[PATCH] powerpc/numa: Fix topology_physical_package_id() on pSeries

Michael Ellerman mpe at ellerman.id.au
Thu Mar 18 13:26:52 AEDT 2021


Cédric Le Goater <clg at kaod.org> writes:
> Initial commit 15863ff3b8da ("powerpc: Make chip-id information
> available to userspace") introduce a cpu_to_chip_id() routine for the
> PowerNV platform using the "ibm,chip-id" property to query the chip id
> of a CPU. But PAPR does not specify such a property and the node id
> query is broken.
>
> Use cpu_to_node() instead which guarantees to have a correct value on
> all platforms, PowerNV an pSeries.

I'm not convinced this is correct on any platforms :)

The node (nid) is just a number made up by Linux, so it's not a
"physical package id".

It might correspond to a "physical package" (whatever that means), on
existing skiboot, but it's not guaranteed.

The PAPR text around associativity and so on is incredibly dense, but I
think one thing that is clear is that firmware is allowed to present to
us whatever boundaries it thinks are most meaningful.

ie. if two things on one "physical package" have a meaningful distance
between them, then they might be presented to us as two nodes.

Having said that, if you look at the documentation in the kernel we
have:

	physical_package_id: physical package id of cpu#. Typically
	corresponds to a physical socket number, but the actual value
	is architecture and platform dependent.

Which is nicely vague.

But then:

	core_siblings: internal kernel map of cpu#'s hardware threads
	within the same physical_package_id.

Which is not true for us already on bare metal.

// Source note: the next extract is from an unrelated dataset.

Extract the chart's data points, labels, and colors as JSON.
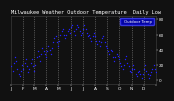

And is just wrong on
modern CPUs where there's multiple non-siblings in a single
core/chip/package.

So a patch to update the documentation would be good :)

As far as what we should do in our topology code, I think we should use
the chip-id when we have it - ie. on bare metal.

It may not be exactly correct, but it's at least not filtered through
any indirection about NUMA-ness, ie. the associativity properties.

Also we've been using it for several years and I don't think we should
risk breaking anything by changing the value now.

As far as pseries, I'm still a bit dubious, but maybe using nid is
better than providing nothing, even if it is a lie.